US bill may affect Bermuda insurers
Bermuda insurers operating in the US could face the threat of higher taxes on their business after a controversial bill was introduced in the House of Representatives late on Thursday.
If passed, the legislation, which was introduced by Representative Richard Neal (Democrat, Massachusetts), chairman of the Subcommittee on Select Revenue Measures of the House Ways and Means Committee, would raise the effective US tax rate for the Island's insurance companies with subsidiaries in the US.
In a statement released the same day, The Coalition for Competitive Insurances Rates (CCIR), which includes the Association of Bermuda Insurers and Reinsurers (ABIR) as a member, blasted the bill as "anti-consumer and anti-competitive" and said it would drive up insurance rates for consumers by reducing competition and critical US insurance capacity.

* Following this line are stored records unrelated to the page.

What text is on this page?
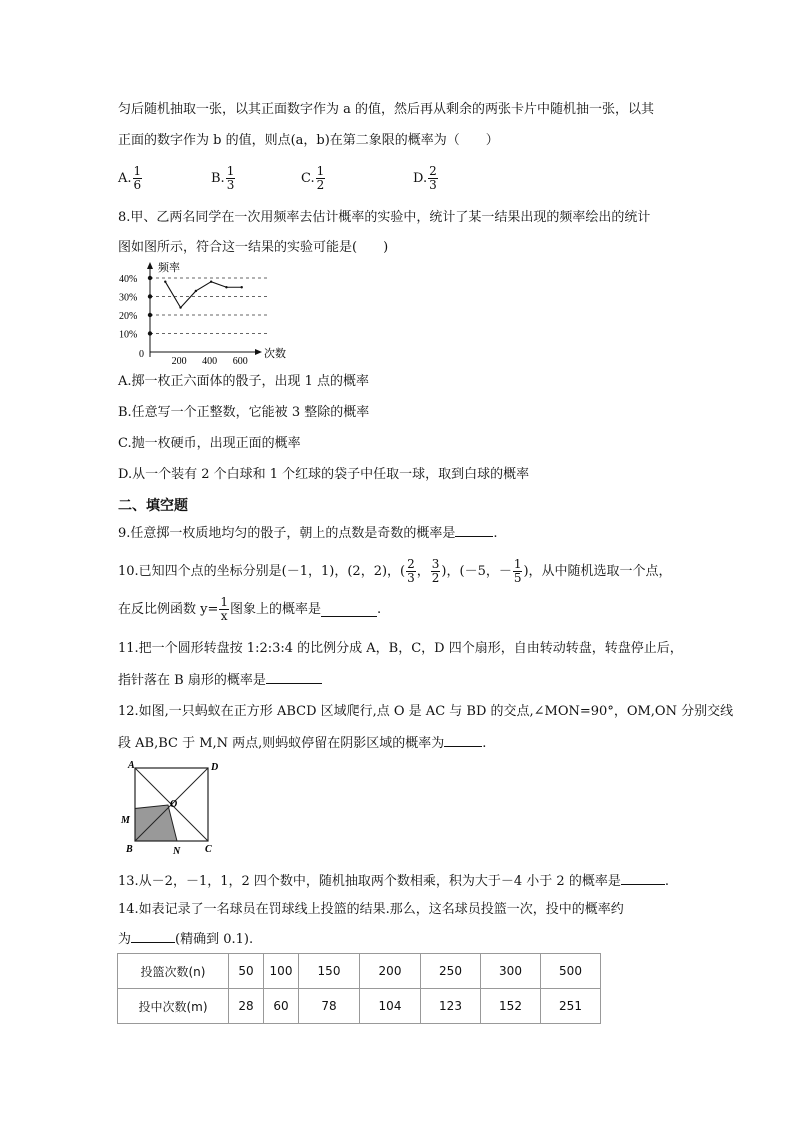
匀后随机抽取一张，以其正面数字作为 a 的值，然后再从剩余的两张卡片中随机抽一张，以其
正面的数字作为 b 的值，则点(a，b)在第二象限的概率为（　　）
A. $\frac{1}{6}$	B. $\frac{1}{3}$	C. $\frac{1}{2}$	D. $\frac{2}{3}$
8.甲、乙两名同学在一次用频率去估计概率的实验中，统计了某一结果出现的频率绘出的统计
图如图所示，符合这一结果的实验可能是(　　)
频率
次数
0
40%
30%
20%
10%
200 400 600
A.掷一枚正六面体的骰子，出现 1 点的概率
B.任意写一个正整数，它能被 3 整除的概率
C.抛一枚硬币，出现正面的概率
D.从一个装有 2 个白球和 1 个红球的袋子中任取一球，取到白球的概率
二、填空题
9.任意掷一枚质地均匀的骰子，朝上的点数是奇数的概率是	.
10.已知四个点的坐标分别是(－1，1)，(2，2)，( $\frac{2}{3}$ ， $\frac{3}{2}$ )，(－5，－ $\frac{1}{5}$ )，从中随机选取一个点，
在反比例函数 $y= \frac{1}{x}$ 图象上的概率是	.
11.把一个圆形转盘按 1:2:3:4 的比例分成 A，B，C，D 四个扇形，自由转动转盘，转盘停止后，
指针落在 B 扇形的概率是
12.如图,一只蚂蚁在正方形 ABCD 区域爬行,点 O 是 AC 与 BD 的交点,∠MON=90°，OM,ON 分别交线
段 AB,BC 于 M,N 两点,则蚂蚁停留在阴影区域的概率为	.
A	D
O
M
B	N C
13.从－2，－1，1，2 四个数中，随机抽取两个数相乘，积为大于－4 小于 2 的概率是	.
14.如表记录了一名球员在罚球线上投篮的结果.那么，这名球员投篮一次，投中的概率约
为	(精确到 0.1).
投篮次数(n)	50	100	150	200	250	300	500
投中次数(m)	28	60	78	104	123	152	251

The broad-based alliance group aimed at assuring competitive insurance costs and insurance availability for American consumers, claimed similar legislation introduced by Rep. Neal in the 110th Congress was met with opposition by consumer organisations and businesses that rely on affordable insurance coverage.

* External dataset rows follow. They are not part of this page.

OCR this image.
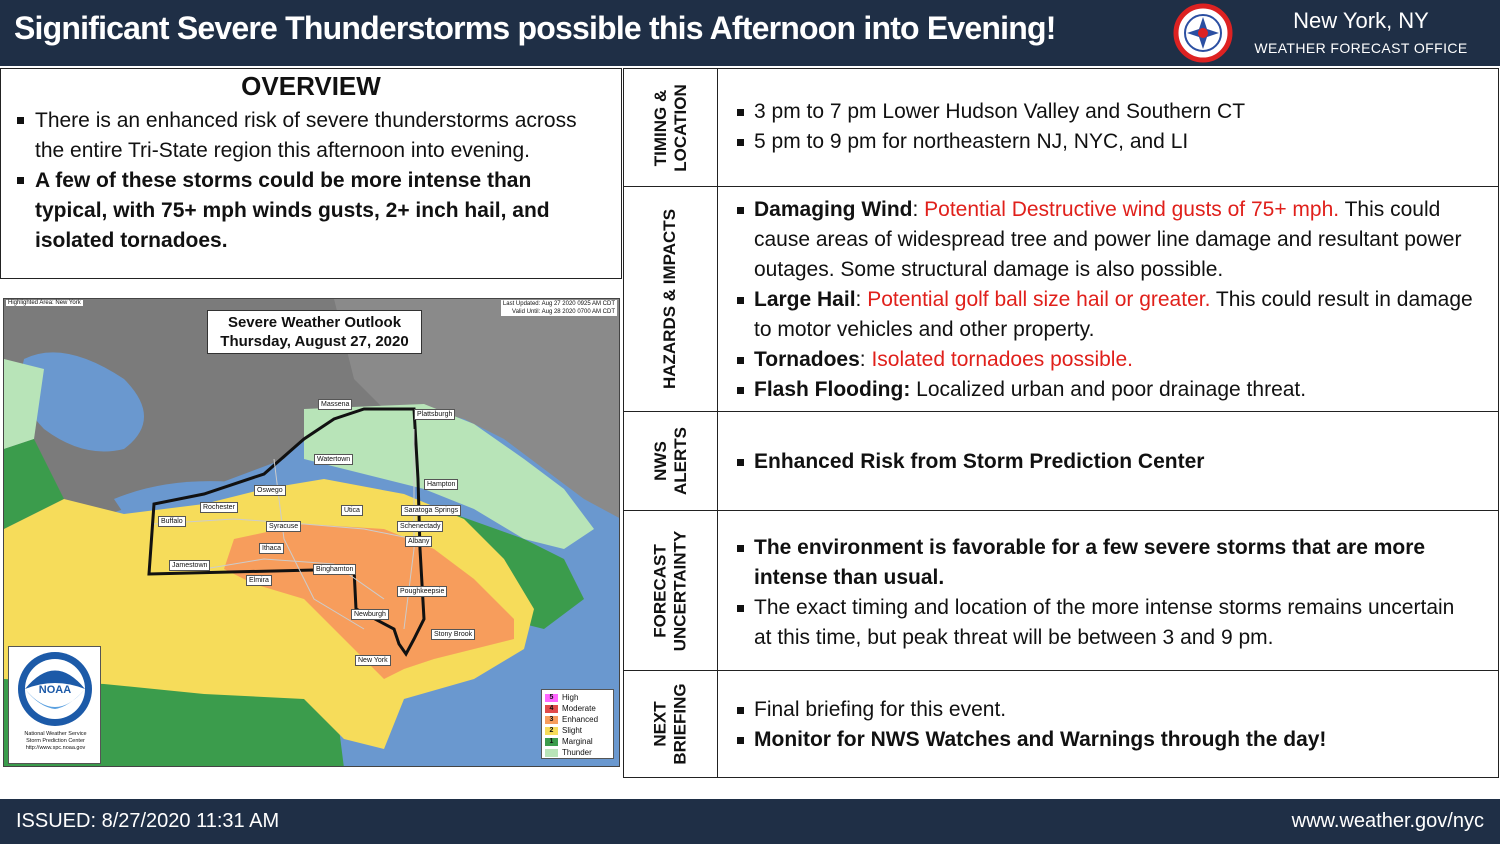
Significant Severe Thunderstorms possible this Afternoon into Evening!	New York, NY
WEATHER FORECAST OFFICE
OVERVIEW
There is an enhanced risk of severe thunderstorms across the entire Tri-State region this afternoon into evening.
A few of these storms could be more intense than typical, with 75+ mph winds gusts, 2+ inch hail, and isolated tornadoes.
Highlighted Area: New York	Last Updated: Aug 27 2020 0925 AM CDT
Valid Until: Aug 28 2020 0700 AM CDT
Severe Weather Outlook
Thursday, August 27, 2020
Massena
Plattsburgh
Watertown
Hampton
Oswego
Rochester
Buffalo
Syracuse
Utica	Saratoga Springs
Schenectady
Albany
Ithaca
Jamestown
Elmira
Binghamton
Poughkeepsie
Newburgh
Stony Brook
New York
NOAA
National Weather Service
Storm Prediction Center
http://www.spc.noaa.gov
5	High
4	Moderate
3	Enhanced
2	Slight
1	Marginal
Thunder
TIMING &
LOCATION	3 pm to 7 pm Lower Hudson Valley and Southern CT
5 pm to 9 pm for northeastern NJ, NYC, and LI
HAZARDS & IMPACTS	Damaging Wind: Potential Destructive wind gusts of 75+ mph. This could cause areas of widespread tree and power line damage and resultant power outages. Some structural damage is also possible.
Large Hail: Potential golf ball size hail or greater. This could result in damage to motor vehicles and other property.
Tornadoes: Isolated tornadoes possible.
Flash Flooding: Localized urban and poor drainage threat.
NWS
ALERTS	Enhanced Risk from Storm Prediction Center
FORECAST
UNCERTAINTY	The environment is favorable for a few severe storms that are more intense than usual.
The exact timing and location of the more intense storms remains uncertain at this time, but peak threat will be between 3 and 9 pm.
NEXT
BRIEFING	Final briefing for this event.
Monitor for NWS Watches and Warnings through the day!
ISSUED: 8/27/2020 11:31 AM	www.weather.gov/nyc
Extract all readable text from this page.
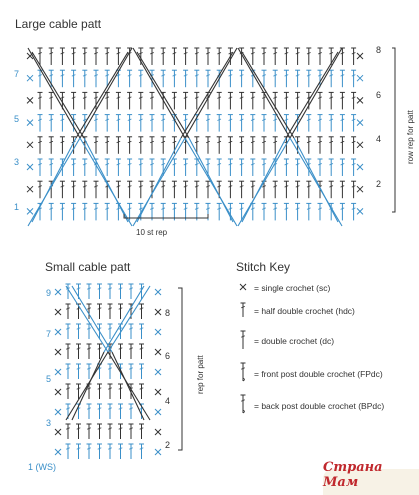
Large cable patt
Small cable patt	Stitch Key
7
5
3
1
8
6
4
2
10 st rep
row rep for patt
9
7
5
3
1 (WS)
8
6
4
2
rep for patt
= single crochet (sc)
= half double crochet (hdc)
= double crochet (dc)
= front post double crochet (FPdc)
= back post double crochet (BPdc)
Страна Мам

"We urge members of Congress to reject this legislation, as they have twice before," said Bradley Kading, president of ABIR.
"Only a handful of very large, very profitable US insurance companies would benefit from this bill. In contrast, the economic data make clear that American consumers and businesses would pay a steep price if Rep. Neal's proposal becomes law. This legislation represents a punitive and unnecessary tax aimed at benefiting some competitors at the expense of others."
CCIR, which has submitted three letters to Congress in recent years in opposition to what it regards as "discriminatory reinsurance tax proposals", said Rep. Neal's bill would "significantly increase taxes on all foreign insurers who have US subsidiaries and who provide vital insurance and reinsurance coverage to Americans".
It added that the US insurance market depends heavily on a worldwide network of foreign and domestic reinsurance companies in order to meet the country's insurance capital needs, best illustrated by the fact that approximately two-thirds of all reinsurance required to protect US consumers and businesses against natural disasters is provided for by non-US reinsurers.
Specifically, the legislation would disallow deductions for excess reinsurance premiums with respect to US risks paid to affiliated insurance companies that are not subject to US tax.
Rep. Neal said the excess amount would be determined by reference to an industry fraction, by line of business, which will measure the average amount of reinsurance sent to unrelated parties by US companies.
He said the bill "allows foreign groups to avoid the deduction disallowance by electing to be treated as a US taxpayer with respect to the income from affiliate reinsurance", adding that it restores a level playing field, treating US insurers and foreign-based insurers alike.
The legislation, which still has a number of further stages to go through before it is passed, also provides Treasury with the authority to carry out or prevent the avoidance of the provisions of the bill, Rep. Neal said in a statement on the House floor.